Segment two is a Dmin run into a Ab half-diminished (diminished run to the C root. All of the Gypsy players use this A LOT and you should definitely try to work this thinking into your playing.
Segment three is a very “IN” sounding run that cycles over the chords. I play the progression right after and then play the run again. Do you hear how you can hear the chords without any backing track on the run. That is effective “outlining” and this is a very simple and solid type way to do that.
Segment four uses a tritone substitution in place of the G7. The tritone of any not is it’s flatted 5th, which for G is Db. Moving chromatically from Dm to C, the not in the middle is, of course, Db, so if you play a Dm run into a Db run into C, no matter what the rhythm does, it will work. Cool eh?
Segment five is an open position Dm run into a G altered scale that is whole-toned in nature. It gives it a kind of weird impressionist kind of vibe or something. The whole-tone scale is another tool that Django Reinhardt, Romane and many GJ players use all of the time.

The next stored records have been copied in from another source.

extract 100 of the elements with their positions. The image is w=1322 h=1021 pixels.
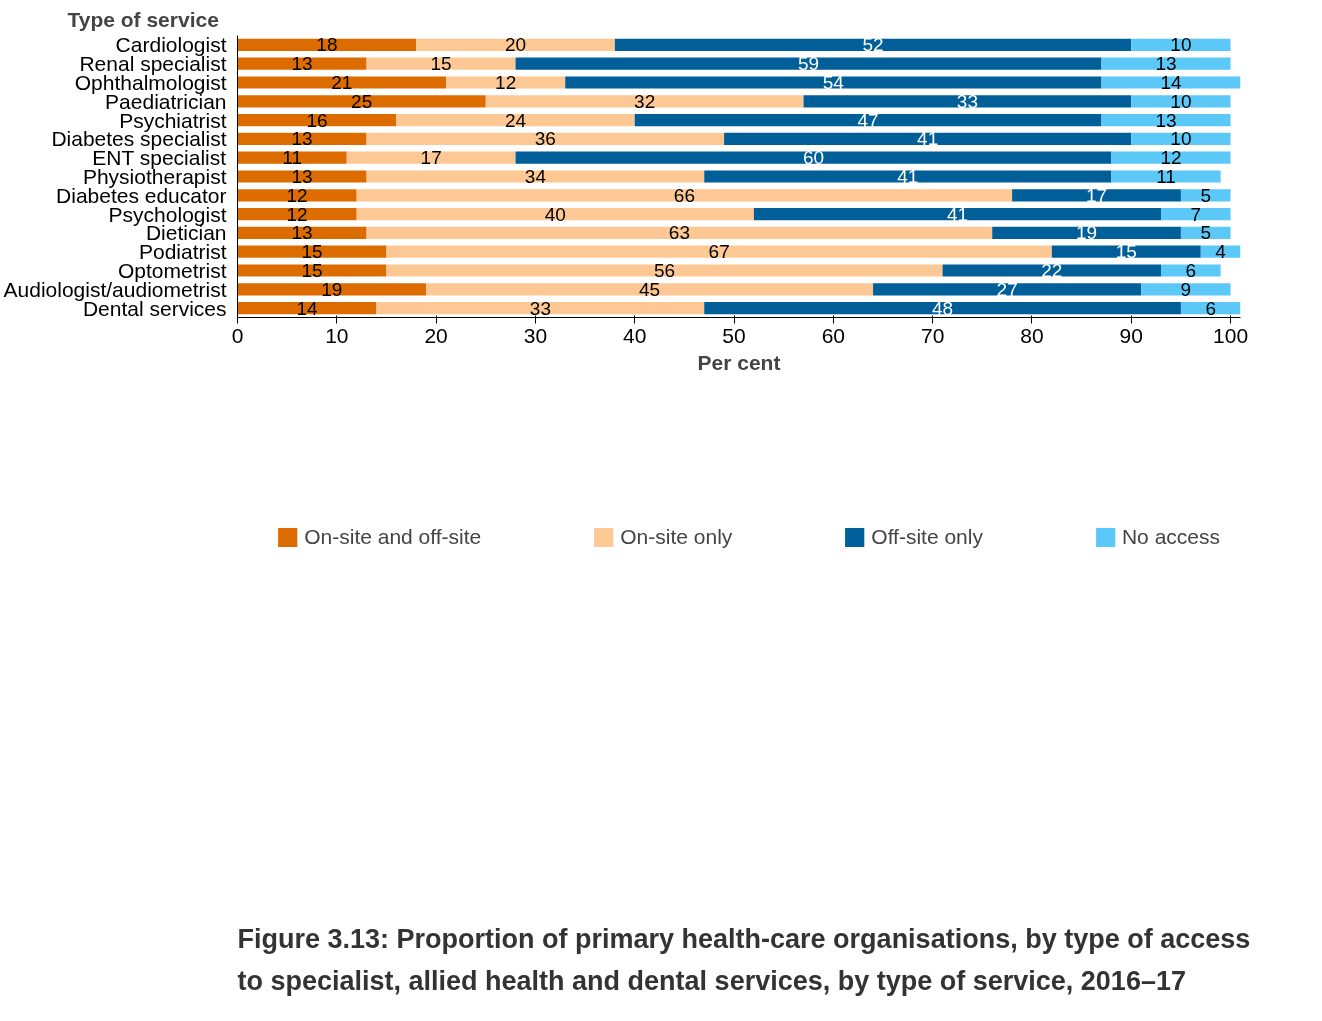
x-tick-label: 50 bbox=[722, 323, 746, 347]
x-tick-label: 100 bbox=[1213, 323, 1249, 347]
legend-label: On-site and off-site bbox=[304, 525, 482, 549]
data-label: 25 bbox=[351, 90, 373, 112]
data-label: 17 bbox=[420, 147, 442, 169]
data-label: 5 bbox=[1200, 184, 1212, 206]
data-label: 36 bbox=[534, 128, 556, 150]
bar bbox=[446, 76, 566, 89]
bar bbox=[803, 95, 1132, 108]
bar bbox=[426, 283, 874, 296]
data-label: 15 bbox=[430, 53, 452, 75]
data-label: 17 bbox=[1085, 184, 1108, 206]
bar bbox=[237, 301, 377, 315]
bar bbox=[942, 264, 1162, 277]
data-label: 40 bbox=[544, 203, 566, 225]
bar bbox=[237, 189, 357, 202]
data-label: 6 bbox=[1205, 297, 1216, 319]
data-label: 66 bbox=[673, 184, 695, 206]
bar bbox=[614, 38, 1132, 52]
x-tick-label: 0 bbox=[231, 323, 244, 347]
data-label: 12 bbox=[1160, 147, 1182, 169]
bar bbox=[1111, 170, 1221, 183]
bar bbox=[992, 226, 1181, 240]
data-label: 13 bbox=[291, 53, 313, 75]
bar bbox=[1141, 283, 1231, 296]
data-label: 12 bbox=[286, 203, 308, 225]
bar bbox=[515, 151, 1112, 164]
x-tick-label: 70 bbox=[920, 323, 945, 347]
data-label: 15 bbox=[301, 241, 323, 263]
bar bbox=[237, 170, 367, 183]
data-label: 33 bbox=[529, 297, 551, 319]
bar bbox=[1161, 264, 1221, 277]
bar bbox=[237, 132, 367, 146]
text: Figure 3.13: Proportion of primary health-care organisations, by type of access to specialist, allied health and dental services, by type of service, 2016–17 bbox=[237, 923, 1251, 996]
bar bbox=[515, 57, 1102, 70]
data-label: 33 bbox=[956, 90, 978, 112]
legend-label: On-site only bbox=[620, 525, 733, 549]
y-tick-label: Psychiatrist bbox=[119, 108, 227, 132]
data-label: 10 bbox=[1170, 34, 1192, 56]
data-label: 12 bbox=[286, 184, 308, 206]
y-axis-title: Type of service bbox=[67, 7, 219, 31]
data-label: 54 bbox=[822, 72, 845, 93]
bar bbox=[356, 207, 754, 221]
data-label: 12 bbox=[495, 72, 517, 93]
data-label: 41 bbox=[946, 203, 969, 225]
bar bbox=[386, 245, 1052, 258]
data-label: 34 bbox=[524, 166, 547, 187]
x-tick-label: 20 bbox=[424, 323, 448, 347]
y-tick-label: Podiatrist bbox=[138, 240, 227, 264]
data-label: 52 bbox=[862, 34, 884, 56]
bar bbox=[366, 226, 993, 240]
bar bbox=[1111, 151, 1231, 164]
bar bbox=[1101, 57, 1231, 70]
legend-label: Off-site only bbox=[871, 525, 983, 549]
bar bbox=[565, 76, 1102, 89]
bar bbox=[346, 151, 516, 164]
bar bbox=[1131, 95, 1231, 108]
data-label: 10 bbox=[1170, 90, 1192, 112]
data-label: 16 bbox=[306, 109, 328, 131]
data-label: 14 bbox=[1160, 72, 1182, 93]
bar bbox=[485, 95, 804, 108]
bar bbox=[704, 301, 1181, 315]
bar bbox=[237, 38, 417, 52]
bar bbox=[237, 57, 367, 70]
bar bbox=[386, 264, 943, 277]
data-label: 13 bbox=[291, 128, 313, 150]
data-label: 11 bbox=[1156, 166, 1176, 187]
x-tick-label: 80 bbox=[1020, 323, 1044, 347]
data-label: 14 bbox=[296, 297, 319, 319]
bar bbox=[237, 113, 397, 127]
bar bbox=[366, 132, 725, 146]
bar bbox=[356, 189, 1013, 202]
data-label: 13 bbox=[1155, 53, 1177, 75]
bar bbox=[237, 245, 387, 258]
data-label: 13 bbox=[291, 222, 313, 244]
x-axis-title: Per cent bbox=[697, 350, 781, 374]
bar bbox=[634, 113, 1102, 127]
data-label: 7 bbox=[1190, 203, 1202, 225]
data-label: 67 bbox=[708, 241, 730, 263]
data-label: 10 bbox=[1170, 128, 1192, 150]
bar bbox=[376, 301, 705, 315]
x-tick-label: 40 bbox=[623, 323, 647, 347]
y-tick-label: Cardiologist bbox=[115, 33, 227, 57]
bar bbox=[237, 264, 387, 277]
data-label: 63 bbox=[668, 222, 690, 244]
bar bbox=[237, 283, 427, 296]
bar bbox=[237, 95, 486, 108]
x-tick-label: 10 bbox=[325, 323, 349, 347]
bar bbox=[1012, 189, 1181, 202]
y-tick-label: Psychologist bbox=[108, 202, 227, 226]
bar bbox=[416, 38, 615, 52]
legend-label: No access bbox=[1121, 525, 1220, 549]
data-label: 6 bbox=[1185, 260, 1197, 281]
data-label: 41 bbox=[917, 128, 939, 150]
data-label: 18 bbox=[316, 34, 338, 56]
data-label: 15 bbox=[301, 260, 323, 281]
bar bbox=[396, 113, 635, 127]
x-tick-label: 30 bbox=[523, 323, 548, 347]
data-label: 5 bbox=[1200, 222, 1212, 244]
data-label: 13 bbox=[1155, 109, 1177, 131]
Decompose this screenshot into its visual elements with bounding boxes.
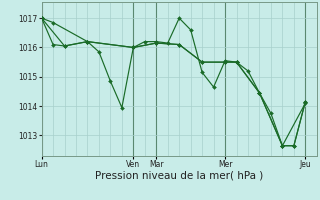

Segment six is a variation on segment five, making use of open strings and moving up the neck to end on the E note, which is the 3rd of “C.” It’s hip to try to end your runs on notes like the 3rd, the 5th, the 9th, or whatever sounds good for the situation or vibe you’re trying to get across. You don’t HAVE to end on the root.
Segment seven contains a couple of runs that are similar to ones I’ve just explained only higher on the fretboard. The second one is a favorite lick in the style of Stochelo Rosenberg.
Segment eight contains two licks…it’s just going for it and having nice phrasing while playing on only a couple of strings.
The last two are just things I was doing on the fly and this is what YOU should do. Start making up your own. There are literally a million different ways to play over a figure like this and you can mix and match everything you know and whatever you come up with on the spot. Of course, you have to be able to do this in every key and when you get to that point, playing will be a whole lotta fun!